Diário JUDÔNICO da Mostra: cabô :( | JUDAO.com.br

O fim estava próximo. Mas a gente foi à luta e não desistiu. :D

O décimo-segundo dia de maratona começou com Viver é Fácil Com Os Olhos Fechados (Vivir es Fácil Con Los Ojos Cerrados), de David Trueba, que carrega no currículo nada menos do que 16 prêmios internacionais, entre eles o prêmio de Melhor Filme no Goya Awards. Também pudera: este sensível longa espanhol precisa de muito pouco para deixar o espectador com um sorriso no rosto o dia inteiro... a história segue um professor de inglês (Javier Cámara) que, em 1966, usa canções dos Beatles para ensinar o idioma – o título do filme, por sinal, é um trecho de Strawberry Fields Forever.

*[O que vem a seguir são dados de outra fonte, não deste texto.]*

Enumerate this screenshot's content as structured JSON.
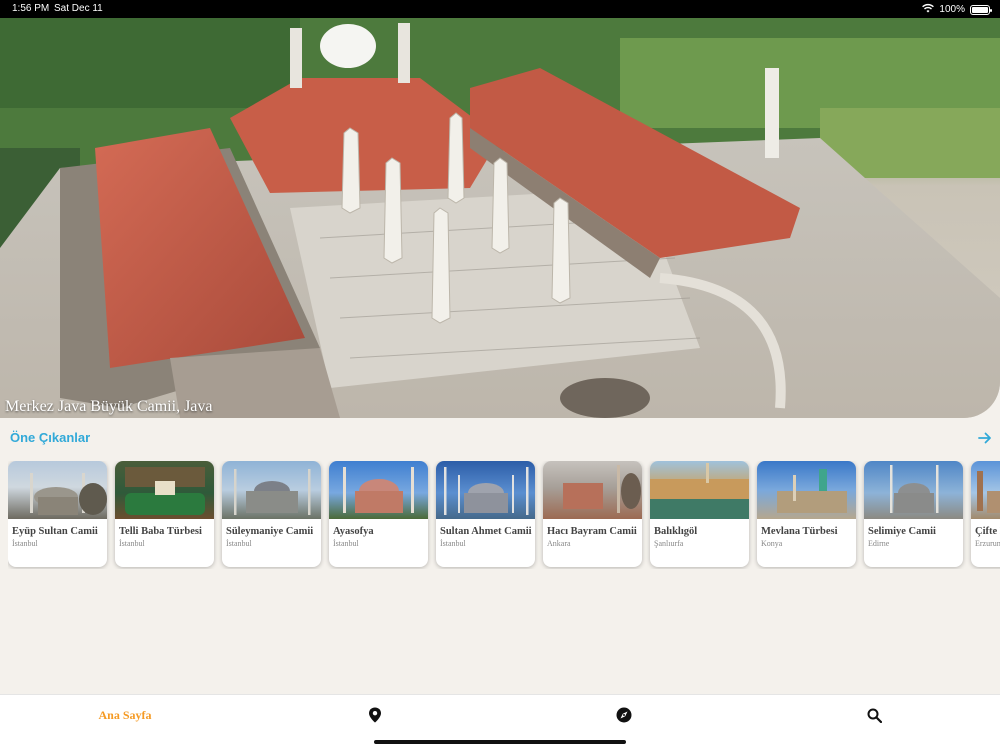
{
  "status_bar": {
    "time": "1:56 PM",
    "date": "Sat Dec 11",
    "battery": "100%",
    "battery_level": 1.0
  },
  "hero": {
    "caption": "Merkez Java Büyük Camii, Java",
    "image_icon": "mosque-aerial-photo"
  },
  "featured": {
    "title": "Öne Çıkanlar",
    "more_icon": "arrow-right-icon",
    "items": [
      {
        "name": "Eyüp Sultan Camii",
        "city": "İstanbul"
      },
      {
        "name": "Telli Baba Türbesi",
        "city": "İstanbul"
      },
      {
        "name": "Süleymaniye Camii",
        "city": "İstanbul"
      },
      {
        "name": "Ayasofya",
        "city": "İstanbul"
      },
      {
        "name": "Sultan Ahmet Camii",
        "city": "İstanbul"
      },
      {
        "name": "Hacı Bayram Camii",
        "city": "Ankara"
      },
      {
        "name": "Balıklıgöl",
        "city": "Şanlıurfa"
      },
      {
        "name": "Mevlana Türbesi",
        "city": "Konya"
      },
      {
        "name": "Selimiye Camii",
        "city": "Edirne"
      },
      {
        "name": "Çifte Minareli Medrese",
        "city": "Erzurum"
      }
    ]
  },
  "tab_bar": {
    "home_label": "Ana Sayfa",
    "map_icon": "location-pin-icon",
    "explore_icon": "compass-icon",
    "search_icon": "search-icon"
  },
  "colors": {
    "accent": "#31a9d8",
    "active_tab": "#f59a23"
  }
}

Eis que o sujeito decide largar tudo e cair na estrada quando descobre que John Lennon, seu maior ídolo, visitará a Espanha para rodar um filme. No caminho, o professor dá carona a dois jovens que, a seu modo, também buscam um sentido para suas vidas... Longa bem divertido, daqueles que não machucam ninguém, mas que alegram o dia de qualquer um. :)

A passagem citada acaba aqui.